Density Current Buoyant Spreading Mixing In CORMIX
In the far-field, density current flows may occur before transition to mixing by passive diffusion. Density currents are solved with an integral model approach within CORMIX. Within a density current, the density difference between the flow and the ambient has a stabilizing effect on the flow and resists the transition to a passive diffusion mixing process.

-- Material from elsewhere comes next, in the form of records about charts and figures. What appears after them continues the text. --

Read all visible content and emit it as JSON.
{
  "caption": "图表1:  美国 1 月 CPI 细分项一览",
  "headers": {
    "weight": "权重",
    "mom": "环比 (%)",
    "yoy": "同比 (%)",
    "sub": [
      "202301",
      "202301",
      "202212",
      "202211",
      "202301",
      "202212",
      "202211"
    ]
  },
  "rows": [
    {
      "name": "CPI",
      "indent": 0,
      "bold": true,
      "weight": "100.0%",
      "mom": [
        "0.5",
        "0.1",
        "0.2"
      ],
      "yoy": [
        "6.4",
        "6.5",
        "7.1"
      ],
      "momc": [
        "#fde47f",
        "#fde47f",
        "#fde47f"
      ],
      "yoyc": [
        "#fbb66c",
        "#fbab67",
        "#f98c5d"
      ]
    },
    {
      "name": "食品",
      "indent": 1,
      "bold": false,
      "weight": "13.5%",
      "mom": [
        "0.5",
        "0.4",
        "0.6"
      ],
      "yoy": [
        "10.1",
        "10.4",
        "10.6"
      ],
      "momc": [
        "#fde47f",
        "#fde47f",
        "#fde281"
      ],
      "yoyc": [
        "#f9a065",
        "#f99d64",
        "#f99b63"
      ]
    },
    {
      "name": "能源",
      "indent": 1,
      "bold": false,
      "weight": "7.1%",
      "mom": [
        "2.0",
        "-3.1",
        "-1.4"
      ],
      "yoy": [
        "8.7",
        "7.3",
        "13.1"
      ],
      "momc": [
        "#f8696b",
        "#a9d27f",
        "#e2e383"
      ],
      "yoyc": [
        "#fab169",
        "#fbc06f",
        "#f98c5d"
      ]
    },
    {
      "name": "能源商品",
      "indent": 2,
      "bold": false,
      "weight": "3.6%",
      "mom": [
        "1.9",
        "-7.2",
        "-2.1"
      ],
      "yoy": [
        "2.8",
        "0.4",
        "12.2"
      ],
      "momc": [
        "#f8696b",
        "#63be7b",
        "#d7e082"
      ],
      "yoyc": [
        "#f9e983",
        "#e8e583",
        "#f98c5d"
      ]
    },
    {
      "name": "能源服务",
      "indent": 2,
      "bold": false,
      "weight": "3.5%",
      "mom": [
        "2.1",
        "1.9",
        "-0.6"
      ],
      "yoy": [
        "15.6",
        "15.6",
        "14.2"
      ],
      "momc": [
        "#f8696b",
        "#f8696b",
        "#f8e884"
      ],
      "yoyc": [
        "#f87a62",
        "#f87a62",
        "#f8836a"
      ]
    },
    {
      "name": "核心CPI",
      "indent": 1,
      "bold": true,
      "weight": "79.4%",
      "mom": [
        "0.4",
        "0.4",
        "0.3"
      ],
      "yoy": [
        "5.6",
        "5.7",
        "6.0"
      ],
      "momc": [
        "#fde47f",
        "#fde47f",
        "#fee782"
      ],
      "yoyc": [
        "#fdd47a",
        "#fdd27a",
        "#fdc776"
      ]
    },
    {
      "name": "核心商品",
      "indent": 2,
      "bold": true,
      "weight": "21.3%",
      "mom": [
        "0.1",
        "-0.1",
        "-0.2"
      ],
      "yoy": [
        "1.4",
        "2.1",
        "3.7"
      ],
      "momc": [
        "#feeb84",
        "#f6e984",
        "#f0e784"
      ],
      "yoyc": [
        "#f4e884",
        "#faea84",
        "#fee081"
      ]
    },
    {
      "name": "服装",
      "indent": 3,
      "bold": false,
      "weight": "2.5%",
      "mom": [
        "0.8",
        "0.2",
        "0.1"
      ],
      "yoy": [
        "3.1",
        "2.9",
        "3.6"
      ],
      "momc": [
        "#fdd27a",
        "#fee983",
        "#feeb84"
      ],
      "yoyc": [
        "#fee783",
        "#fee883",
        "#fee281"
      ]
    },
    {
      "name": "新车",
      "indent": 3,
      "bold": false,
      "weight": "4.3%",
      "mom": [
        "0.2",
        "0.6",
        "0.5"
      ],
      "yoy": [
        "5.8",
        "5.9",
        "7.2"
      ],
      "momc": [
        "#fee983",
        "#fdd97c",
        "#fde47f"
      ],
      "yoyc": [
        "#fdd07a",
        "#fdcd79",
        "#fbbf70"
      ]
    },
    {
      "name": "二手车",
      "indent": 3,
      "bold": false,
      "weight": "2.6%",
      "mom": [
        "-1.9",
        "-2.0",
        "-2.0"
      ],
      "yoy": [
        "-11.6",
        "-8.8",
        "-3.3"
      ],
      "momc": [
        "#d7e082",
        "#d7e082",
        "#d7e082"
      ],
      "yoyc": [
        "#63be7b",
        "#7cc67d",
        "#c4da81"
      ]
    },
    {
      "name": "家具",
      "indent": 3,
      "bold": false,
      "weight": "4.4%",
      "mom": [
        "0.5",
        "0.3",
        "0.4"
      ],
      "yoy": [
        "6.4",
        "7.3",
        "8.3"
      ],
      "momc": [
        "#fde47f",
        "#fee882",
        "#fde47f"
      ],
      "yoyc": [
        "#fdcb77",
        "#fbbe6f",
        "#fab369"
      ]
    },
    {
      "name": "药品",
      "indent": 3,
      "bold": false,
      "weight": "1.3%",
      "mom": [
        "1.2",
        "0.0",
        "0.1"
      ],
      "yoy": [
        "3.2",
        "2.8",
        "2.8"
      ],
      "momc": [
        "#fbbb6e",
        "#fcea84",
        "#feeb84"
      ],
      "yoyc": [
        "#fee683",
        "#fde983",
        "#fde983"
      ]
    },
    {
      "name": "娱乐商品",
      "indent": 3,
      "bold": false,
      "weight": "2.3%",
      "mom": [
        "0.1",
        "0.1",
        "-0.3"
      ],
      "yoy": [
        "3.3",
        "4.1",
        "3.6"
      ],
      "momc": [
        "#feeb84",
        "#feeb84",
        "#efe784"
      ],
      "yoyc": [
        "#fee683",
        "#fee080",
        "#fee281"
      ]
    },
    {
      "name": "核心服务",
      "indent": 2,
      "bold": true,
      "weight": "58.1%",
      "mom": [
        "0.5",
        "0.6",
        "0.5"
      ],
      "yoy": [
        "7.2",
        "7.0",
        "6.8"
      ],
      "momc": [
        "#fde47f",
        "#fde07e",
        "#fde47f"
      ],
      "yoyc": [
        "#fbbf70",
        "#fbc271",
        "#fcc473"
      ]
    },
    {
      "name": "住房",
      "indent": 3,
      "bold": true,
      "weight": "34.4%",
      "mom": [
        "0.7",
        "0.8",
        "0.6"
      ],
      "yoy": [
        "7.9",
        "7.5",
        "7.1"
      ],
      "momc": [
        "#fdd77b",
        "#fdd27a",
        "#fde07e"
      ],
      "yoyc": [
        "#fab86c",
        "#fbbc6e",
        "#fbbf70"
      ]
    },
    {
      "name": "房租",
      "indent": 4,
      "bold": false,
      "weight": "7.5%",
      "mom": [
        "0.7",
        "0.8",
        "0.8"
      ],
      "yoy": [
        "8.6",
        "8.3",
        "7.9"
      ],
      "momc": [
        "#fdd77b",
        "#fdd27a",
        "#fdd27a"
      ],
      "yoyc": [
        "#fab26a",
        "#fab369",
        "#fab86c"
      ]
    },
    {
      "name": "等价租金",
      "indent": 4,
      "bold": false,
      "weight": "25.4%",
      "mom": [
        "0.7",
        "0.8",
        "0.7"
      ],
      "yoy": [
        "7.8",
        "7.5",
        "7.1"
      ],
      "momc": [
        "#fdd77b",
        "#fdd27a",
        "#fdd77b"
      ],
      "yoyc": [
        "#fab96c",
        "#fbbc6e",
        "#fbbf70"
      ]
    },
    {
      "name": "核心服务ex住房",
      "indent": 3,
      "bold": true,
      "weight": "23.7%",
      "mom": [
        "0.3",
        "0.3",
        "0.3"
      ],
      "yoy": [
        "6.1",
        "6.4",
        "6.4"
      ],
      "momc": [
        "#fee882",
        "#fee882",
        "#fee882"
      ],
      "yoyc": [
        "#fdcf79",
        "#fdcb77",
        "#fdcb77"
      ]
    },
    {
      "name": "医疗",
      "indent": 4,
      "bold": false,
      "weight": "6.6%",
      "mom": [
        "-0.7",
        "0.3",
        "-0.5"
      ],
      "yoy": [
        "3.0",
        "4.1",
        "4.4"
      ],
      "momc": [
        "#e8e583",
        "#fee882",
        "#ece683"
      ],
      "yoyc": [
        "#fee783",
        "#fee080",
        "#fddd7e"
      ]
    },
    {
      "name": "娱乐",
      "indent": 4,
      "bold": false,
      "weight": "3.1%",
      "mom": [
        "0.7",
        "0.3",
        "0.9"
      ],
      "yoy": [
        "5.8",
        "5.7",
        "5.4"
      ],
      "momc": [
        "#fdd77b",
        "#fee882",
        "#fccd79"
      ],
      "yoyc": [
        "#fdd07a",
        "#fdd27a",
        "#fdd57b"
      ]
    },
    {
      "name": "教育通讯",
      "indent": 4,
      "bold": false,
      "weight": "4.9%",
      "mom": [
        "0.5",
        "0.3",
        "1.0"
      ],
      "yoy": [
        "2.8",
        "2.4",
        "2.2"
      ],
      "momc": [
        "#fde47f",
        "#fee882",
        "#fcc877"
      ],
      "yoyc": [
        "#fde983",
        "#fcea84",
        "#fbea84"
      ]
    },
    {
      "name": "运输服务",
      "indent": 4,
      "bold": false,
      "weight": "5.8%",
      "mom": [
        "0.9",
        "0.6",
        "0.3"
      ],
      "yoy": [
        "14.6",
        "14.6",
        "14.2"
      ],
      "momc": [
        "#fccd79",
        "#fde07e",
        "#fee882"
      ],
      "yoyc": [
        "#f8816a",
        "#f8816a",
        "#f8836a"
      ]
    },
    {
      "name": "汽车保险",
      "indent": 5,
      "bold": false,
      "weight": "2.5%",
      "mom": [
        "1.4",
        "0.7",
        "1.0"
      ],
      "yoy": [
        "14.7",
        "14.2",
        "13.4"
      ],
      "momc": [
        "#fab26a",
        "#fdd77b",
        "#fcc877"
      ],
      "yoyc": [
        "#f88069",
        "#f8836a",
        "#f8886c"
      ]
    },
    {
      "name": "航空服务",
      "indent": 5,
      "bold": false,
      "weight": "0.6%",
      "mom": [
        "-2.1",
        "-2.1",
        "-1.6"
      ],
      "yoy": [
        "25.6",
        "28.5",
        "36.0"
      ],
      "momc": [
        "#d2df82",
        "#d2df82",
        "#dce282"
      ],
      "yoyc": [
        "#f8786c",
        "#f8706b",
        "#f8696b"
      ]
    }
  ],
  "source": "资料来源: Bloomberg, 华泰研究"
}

The definition diagram and structure of a surface buoyant spreading process in unstratified crossflow is shown in the image on right. The laterally spreading flow behaves like a density current and entrains some ambient fluid in the "head region" of the current. The mixing rate is usually relatively small. Furthermore, the flow may interact with a nearby bank or shoreline (not shown in image). The flow depth may decrease during this phase. The analysis of this region is based on arguments presented for surface buoyant spreading by Jones et al. (1985).
Sediment Density Currents
In CORMIX - GTS, the density current flow may also contain suspended particles of sediment. Conservation of mass and buoyancy within the integral model approach accounts for the loss of buoyancy within the flow due to particle settling and mixing. See the D-CORMIX technical report available at downloads for specific mathematical derivation of these processes.